The Chariot Tattoo Meaning
Willpower, victory, mastery, and opposing forces directed forward.
The Chariot is the tarot's card of willpower and victory — card VII, a triumphant charioteer drawn by two sphinxes, one black and one white, who face opposite ways yet are driven forward by the sheer force of his will. It is the victory that comes from harnessing opposing forces and directing them toward a single goal. To carry the Chariot is to carry willpower, victory, and mastered duality — the triumph won by directing conflicting forces rather than choosing between them, the determination and self-command that drive forward through every obstacle by the force of focused will.
The Chariot is card VII of the tarot's Major Arcana, an image of triumphant, willed forward motion. A figure stands armored in a chariot, crowned with a star, beneath a canopy of stars, holding a wand of command upright. The chariot is drawn by two sphinxes (or horses), one black and one white — and crucially, the two face in different directions, pulling in opposing ways. Yet the charioteer drives them forward not with reins (he holds none) but through the sheer force of his will and focus, mastering the opposing forces and directing them as one toward his goal.
The symbolism is precise: the black and white sphinxes are opposing forces, dualities, conflicting drives or energies — and the charioteer's achievement is not to eliminate or choose between them but to harness both, to hold them together and direct their combined power forward through the strength of his disciplined will. He sits at the controls of a vehicle of conflicting forces and makes it move as one. The Chariot is the card of will, control, and the victory that comes from mastering and directing what is in conflict. The tarot Chariot is the charioteer and the two sphinxes — card VII, the crowned figure driving a chariot pulled by a black and a white sphinx facing opposite ways, mastering the opposing forces by sheer will and directing them forward as one.

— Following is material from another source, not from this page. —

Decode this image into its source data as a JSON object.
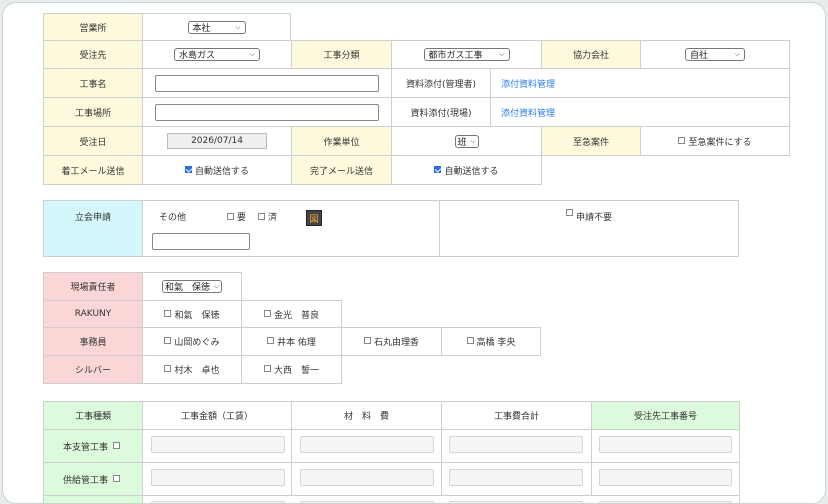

The Rider-Waite Chariot shows a crowned warrior standing in a canopied chariot — the canopy covered with stars, suggesting his journey is through the heavens as well as the earth. Two sphinxes in black and white sit before the chariot — they are not harnessed; there are no reins. He controls them through pure will and concentration. On his shoulders are crescent moons, on his breastplate a square (the element of earth, groundedness), on his belt the symbols of the planets. The chariot has no wheels visible — it does not move by mechanical means. He corresponds to Cancer in astrological tarot attribution. The sphinxes represent the same duality as the pillars behind the High Priestess — the opposing forces that must be held in creative tension rather than resolved.